4. No te preocupes por tu vida
Jesús le dice a la gente que no se preocupe por la comida, la bebida o la ropa (Mateo 6:25-34). En un marco tradicional, esto es una tontería; el crecimiento requiere planificación y disciplina. Pero si el Reino ya está presente, la ansiedad no tiene sentido. El esfuerzo pertenece al mundo de la escasez, no a la realidad de la abundancia de Dios.
5. Deja que los muertos entierren a los muertos
Cuando un discípulo le pide a Jesús que le permita enterrar primero a su padre, Jesús le responde: «Deja que los muertos entierren a sus muertos» (Mateo 8:22). La lógica tradicional dice que la madurez exige honrar tales deberes. La lógica de la reubicación dice: los lazos terrenales son provisionales. La familia no se pierde, sino que se restablece en la abundancia del Reino, donde los hermanos, las hermanas y los padres reciben cien veces más (Marcos 10:29-30).
6. Convertirse en niños
«Si no cambian y se vuelven como niños, nunca entrarán en el reino de los cielos» (Mateo 18:3). La lógica del crecimiento falla aquí: se supone que la madurez va más allá de la infancia. Pero la lógica de la reubicación encaja perfectamente: la entrada en el Reino es un restablecimiento de la dependencia y la simplicidad, no una graduación hacia la sofisticación.

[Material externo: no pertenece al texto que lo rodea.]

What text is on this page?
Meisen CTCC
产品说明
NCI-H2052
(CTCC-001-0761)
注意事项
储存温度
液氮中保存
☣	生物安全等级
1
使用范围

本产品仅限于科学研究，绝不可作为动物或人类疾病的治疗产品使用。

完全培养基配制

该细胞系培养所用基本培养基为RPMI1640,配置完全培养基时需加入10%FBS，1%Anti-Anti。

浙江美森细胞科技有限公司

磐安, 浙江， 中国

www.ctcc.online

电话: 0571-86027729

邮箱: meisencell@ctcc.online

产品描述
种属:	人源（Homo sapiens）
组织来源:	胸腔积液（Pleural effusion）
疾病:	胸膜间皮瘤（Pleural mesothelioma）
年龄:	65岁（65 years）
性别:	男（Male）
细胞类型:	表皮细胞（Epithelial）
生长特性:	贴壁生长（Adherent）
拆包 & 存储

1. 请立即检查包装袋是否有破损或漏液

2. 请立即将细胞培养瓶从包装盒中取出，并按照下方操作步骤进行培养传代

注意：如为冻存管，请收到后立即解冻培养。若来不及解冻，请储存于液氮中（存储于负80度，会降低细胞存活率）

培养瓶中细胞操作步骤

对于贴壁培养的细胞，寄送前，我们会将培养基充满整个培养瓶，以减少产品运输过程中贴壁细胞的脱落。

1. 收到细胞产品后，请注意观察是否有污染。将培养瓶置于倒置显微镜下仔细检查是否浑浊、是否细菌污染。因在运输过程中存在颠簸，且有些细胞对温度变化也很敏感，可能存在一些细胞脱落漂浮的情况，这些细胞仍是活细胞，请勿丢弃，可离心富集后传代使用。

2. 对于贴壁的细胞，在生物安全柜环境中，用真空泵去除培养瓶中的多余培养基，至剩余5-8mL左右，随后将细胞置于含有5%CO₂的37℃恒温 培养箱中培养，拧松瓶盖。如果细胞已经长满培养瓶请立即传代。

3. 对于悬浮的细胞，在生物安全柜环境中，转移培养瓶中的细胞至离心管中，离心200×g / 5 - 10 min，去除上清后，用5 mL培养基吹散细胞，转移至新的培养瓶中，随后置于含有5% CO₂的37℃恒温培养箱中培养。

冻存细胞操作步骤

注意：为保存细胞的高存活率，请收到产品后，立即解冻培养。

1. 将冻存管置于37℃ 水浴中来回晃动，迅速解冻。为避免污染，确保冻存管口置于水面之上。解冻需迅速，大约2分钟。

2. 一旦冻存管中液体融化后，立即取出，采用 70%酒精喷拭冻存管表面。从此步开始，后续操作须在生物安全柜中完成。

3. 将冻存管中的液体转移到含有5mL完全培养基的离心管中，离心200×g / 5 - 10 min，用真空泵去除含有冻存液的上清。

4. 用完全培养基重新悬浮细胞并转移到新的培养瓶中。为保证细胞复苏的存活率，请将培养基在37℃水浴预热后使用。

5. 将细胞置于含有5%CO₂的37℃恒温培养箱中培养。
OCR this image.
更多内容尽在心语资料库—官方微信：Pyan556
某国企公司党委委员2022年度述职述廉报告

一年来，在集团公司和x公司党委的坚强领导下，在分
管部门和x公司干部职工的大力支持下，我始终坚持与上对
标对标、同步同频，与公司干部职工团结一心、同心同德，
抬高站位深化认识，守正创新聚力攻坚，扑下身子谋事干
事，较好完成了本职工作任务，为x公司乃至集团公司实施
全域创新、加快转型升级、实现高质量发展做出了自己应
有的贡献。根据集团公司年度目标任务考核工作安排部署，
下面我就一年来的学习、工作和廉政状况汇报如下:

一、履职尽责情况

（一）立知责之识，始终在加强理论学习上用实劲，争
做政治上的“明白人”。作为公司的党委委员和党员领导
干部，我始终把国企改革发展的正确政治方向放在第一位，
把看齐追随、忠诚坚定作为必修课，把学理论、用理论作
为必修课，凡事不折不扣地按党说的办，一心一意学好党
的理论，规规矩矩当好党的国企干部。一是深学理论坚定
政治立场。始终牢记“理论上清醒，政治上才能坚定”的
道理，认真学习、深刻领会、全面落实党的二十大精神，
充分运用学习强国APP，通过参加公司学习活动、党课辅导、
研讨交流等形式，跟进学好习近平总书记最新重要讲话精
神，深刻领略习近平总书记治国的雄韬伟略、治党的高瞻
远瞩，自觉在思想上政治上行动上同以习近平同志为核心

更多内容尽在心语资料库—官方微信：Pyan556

7. El hijo pródigo completamente restaurado
El pródigo malgasta su herencia, deshonra a su familia y luego regresa, solo para ser recibido sin castigo (Lucas 15:11-32). La lógica tradicional clama injusticia: los años perdidos deben tener consecuencias. La lógica de la reubicación ve que la ofensa nunca se aferra. El hijo es restablecido en su filiación plena, su historial queda limpio.
8. La vida eterna ahora
Jesús declara: «El que oye mi palabra... tiene vida eterna y ha pasado de la muerte a la vida» (Juan 5:24). La lógica tradicional enmarca la vida eterna como una etapa después de la muerte. La lógica de la reubicación la enmarca como una realidad presente: la fe misma es el paso, la reubicación. El dominio de la muerte se rompe ahora.
9. Las bienaventuranzas
Por último, las bienaventuranzas (Mateo 5:3-12) invierten todas las expectativas: los pobres, los mansos y los perseguidos son bienaventurados. La lógica del crecimiento se debate aquí: la bendición debe seguir a la virtud y al progreso. La lógica de la reubicación reconoce un reinicio: lo que parece una pérdida ya se ha transformado en abundancia y alegría.
Conclusión: de lo absurdo a lo claro
Tomadas por separado, estas enseñanzas parecen contradicciones. Juntas, forman un patrón. Jesús no está construyendo un plan de estudios de crecimiento espiritual, sino anunciando un Reino en el que se suspenden las reglas del crecimiento, el mérito y la justicia.
En la cosmovisión tradicional, el sufrimiento, el trabajo y el progreso se acumulan como moneda de cambio.
En la cosmovisión de la reubicación, el sufrimiento es provisional, el trabajo es irrelevante y la entrada en el Reino es un puro regalo.
Lo que parece absurdo en la lógica del crecimiento es perfectamente coherente en la lógica de la reubicación. Y es por eso que Jesús pudo decir: «Arrepentíos, porque el reino de los cielos se ha acercado». El Reino no es la culminación del progreso. Es el regalo repentino de la generosidad de Dios, disponible ahora, detrás de cada esquina, para aquellos que estén dispuestos a entrar en él.